The program is built on the competencies recommended by the Consortium of Universities for Global Health and has benefitted from learning from and collaborating with other online programs at MSU, especially the Master of Public Health program, Malouin explained.
How to work in a global health environment
A strong sense of community is key to understanding global health issues, Malouin said. The students who are drawn to this program tend to be equally as diverse as the organization, faculty and topics of discussion. It’s important that program students welcome and appreciate different cultures, disciplines and perspectives.

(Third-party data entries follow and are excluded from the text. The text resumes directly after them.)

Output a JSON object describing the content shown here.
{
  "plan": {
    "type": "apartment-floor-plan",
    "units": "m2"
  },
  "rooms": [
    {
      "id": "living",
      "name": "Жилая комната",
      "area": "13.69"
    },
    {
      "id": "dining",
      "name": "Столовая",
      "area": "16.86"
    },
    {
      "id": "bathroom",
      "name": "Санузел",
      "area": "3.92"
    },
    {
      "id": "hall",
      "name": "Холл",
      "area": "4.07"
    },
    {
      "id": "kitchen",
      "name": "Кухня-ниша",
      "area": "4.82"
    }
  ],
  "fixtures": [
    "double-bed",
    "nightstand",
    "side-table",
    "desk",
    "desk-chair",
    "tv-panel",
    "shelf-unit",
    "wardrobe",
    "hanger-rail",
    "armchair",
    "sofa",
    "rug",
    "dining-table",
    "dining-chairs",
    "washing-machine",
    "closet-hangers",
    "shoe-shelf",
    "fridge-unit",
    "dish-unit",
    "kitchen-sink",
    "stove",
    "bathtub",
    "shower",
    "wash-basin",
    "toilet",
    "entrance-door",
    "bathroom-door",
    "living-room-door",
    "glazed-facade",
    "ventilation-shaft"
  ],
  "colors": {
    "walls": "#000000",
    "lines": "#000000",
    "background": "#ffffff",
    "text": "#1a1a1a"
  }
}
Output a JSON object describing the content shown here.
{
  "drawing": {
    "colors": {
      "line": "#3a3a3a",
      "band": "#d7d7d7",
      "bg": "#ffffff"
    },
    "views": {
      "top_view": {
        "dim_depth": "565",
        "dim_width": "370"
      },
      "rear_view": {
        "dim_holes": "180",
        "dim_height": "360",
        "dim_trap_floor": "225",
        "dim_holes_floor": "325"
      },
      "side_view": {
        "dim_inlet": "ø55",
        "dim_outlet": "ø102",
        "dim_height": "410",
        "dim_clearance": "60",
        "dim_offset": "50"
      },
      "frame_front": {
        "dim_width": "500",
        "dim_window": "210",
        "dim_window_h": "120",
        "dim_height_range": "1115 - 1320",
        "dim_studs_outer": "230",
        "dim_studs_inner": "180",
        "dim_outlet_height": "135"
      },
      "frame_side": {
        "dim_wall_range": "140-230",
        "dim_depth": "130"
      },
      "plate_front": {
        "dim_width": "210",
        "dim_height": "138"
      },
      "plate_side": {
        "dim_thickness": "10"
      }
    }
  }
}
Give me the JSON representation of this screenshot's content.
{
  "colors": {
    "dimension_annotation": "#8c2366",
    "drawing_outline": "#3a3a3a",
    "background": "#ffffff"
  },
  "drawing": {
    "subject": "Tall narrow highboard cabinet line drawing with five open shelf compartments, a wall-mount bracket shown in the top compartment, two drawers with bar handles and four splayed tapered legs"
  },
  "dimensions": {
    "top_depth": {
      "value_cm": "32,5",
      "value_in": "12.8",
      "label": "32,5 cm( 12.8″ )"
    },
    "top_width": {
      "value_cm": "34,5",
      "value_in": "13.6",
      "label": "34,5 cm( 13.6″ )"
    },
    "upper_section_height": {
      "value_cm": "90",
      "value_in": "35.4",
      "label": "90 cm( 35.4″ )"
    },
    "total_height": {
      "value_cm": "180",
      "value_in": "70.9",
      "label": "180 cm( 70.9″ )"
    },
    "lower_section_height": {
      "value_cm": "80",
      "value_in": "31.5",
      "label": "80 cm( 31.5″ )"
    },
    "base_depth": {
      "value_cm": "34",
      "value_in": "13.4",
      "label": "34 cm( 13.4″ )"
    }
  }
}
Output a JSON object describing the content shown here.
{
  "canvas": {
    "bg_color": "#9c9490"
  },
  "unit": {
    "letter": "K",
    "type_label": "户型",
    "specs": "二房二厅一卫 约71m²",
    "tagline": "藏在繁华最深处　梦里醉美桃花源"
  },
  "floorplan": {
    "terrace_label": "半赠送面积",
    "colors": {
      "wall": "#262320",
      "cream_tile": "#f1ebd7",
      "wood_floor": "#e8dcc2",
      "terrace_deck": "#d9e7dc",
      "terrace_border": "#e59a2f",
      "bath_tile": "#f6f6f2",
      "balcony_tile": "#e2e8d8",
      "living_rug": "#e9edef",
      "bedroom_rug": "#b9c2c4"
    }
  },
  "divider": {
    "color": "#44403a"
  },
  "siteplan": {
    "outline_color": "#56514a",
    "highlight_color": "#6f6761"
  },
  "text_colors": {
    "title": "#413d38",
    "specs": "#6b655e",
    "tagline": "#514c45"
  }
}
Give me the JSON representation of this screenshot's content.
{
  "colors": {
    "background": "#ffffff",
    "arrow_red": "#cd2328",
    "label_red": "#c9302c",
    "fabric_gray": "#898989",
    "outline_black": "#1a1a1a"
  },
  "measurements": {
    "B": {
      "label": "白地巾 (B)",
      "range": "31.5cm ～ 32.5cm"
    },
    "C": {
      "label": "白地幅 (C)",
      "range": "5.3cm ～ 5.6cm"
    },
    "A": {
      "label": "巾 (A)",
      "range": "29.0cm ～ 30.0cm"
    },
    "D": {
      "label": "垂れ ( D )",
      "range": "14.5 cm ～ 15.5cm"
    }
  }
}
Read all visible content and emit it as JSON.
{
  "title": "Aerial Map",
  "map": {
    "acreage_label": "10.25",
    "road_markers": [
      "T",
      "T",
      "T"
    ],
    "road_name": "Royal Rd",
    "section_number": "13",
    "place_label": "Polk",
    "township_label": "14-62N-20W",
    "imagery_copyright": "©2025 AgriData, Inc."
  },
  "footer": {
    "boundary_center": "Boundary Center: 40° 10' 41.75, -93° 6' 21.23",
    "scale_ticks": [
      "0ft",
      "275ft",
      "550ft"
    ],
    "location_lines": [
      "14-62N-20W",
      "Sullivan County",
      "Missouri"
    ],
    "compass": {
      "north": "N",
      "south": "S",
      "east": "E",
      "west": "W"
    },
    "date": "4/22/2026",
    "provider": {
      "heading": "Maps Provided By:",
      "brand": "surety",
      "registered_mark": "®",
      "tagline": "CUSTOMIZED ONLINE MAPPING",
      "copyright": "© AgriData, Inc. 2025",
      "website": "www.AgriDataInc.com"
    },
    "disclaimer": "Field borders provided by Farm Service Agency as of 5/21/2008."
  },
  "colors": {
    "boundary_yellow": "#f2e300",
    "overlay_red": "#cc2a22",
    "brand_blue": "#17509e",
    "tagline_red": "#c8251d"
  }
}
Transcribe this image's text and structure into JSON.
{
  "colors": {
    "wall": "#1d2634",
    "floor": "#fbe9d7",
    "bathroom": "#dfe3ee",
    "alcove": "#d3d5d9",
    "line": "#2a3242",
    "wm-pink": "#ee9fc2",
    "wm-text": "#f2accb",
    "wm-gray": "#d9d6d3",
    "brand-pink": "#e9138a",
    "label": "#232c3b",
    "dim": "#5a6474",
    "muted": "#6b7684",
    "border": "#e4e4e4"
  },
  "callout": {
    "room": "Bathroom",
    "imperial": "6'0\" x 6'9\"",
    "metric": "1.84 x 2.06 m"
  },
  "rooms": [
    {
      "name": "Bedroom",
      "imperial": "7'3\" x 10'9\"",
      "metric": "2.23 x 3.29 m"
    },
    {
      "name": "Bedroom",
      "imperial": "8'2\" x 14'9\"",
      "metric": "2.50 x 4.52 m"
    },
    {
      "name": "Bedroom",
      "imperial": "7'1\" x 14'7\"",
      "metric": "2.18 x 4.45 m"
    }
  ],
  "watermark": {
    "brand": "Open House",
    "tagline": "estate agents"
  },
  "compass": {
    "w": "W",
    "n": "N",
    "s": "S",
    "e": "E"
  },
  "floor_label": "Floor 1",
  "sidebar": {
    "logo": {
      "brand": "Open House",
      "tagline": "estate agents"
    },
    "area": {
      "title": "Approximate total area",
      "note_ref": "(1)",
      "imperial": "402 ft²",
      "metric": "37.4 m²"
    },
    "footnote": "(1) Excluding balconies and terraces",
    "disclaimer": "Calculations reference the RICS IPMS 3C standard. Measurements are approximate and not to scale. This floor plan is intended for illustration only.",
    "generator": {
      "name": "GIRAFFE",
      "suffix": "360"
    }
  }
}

Topics of study might include the way environmental factors like climate change cause animals or insects to migrate, resulting in a larger geographical area for illnesses like Lyme disease or malaria that impact humans, Malouin explained. Infectious diseases, the short- and long-term effects of war, chronic disease and clean water are also topics of interest.
“Skills learned in Global Health Studies can be applied anywhere,” Malouin said. “A lot of students want to really make a difference in the world as individuals. This program helps them understand the importance of multidisciplinary teamwork and collaboration in addressing global health problems.
Planned expansions – by popular demand
Growth opportunities are already underway for this young program. A Global Health Certificate program is now available for osteopathic medical students who would like a more focused experience in global health throughout their four years in the College of Osteopathic Medicine. It’s a pilot program and more students than expected are eager to participate, Malouin said.
In January, an undergraduate course, OST 402: Introduction to Global Health, will be offered by the College of Osteopathic Medicine.
No matter where the students come from, Malouin makes sure they understand that this program brings together many of the best things about MSU.
“There’s been a huge student interest,” she added. “It’s nice because we are online asynchronous so it’s easy for people to attend from anywhere in the world and students can finish the program in as little as one year. It brings the world to MSU while bringing MSU to the world.”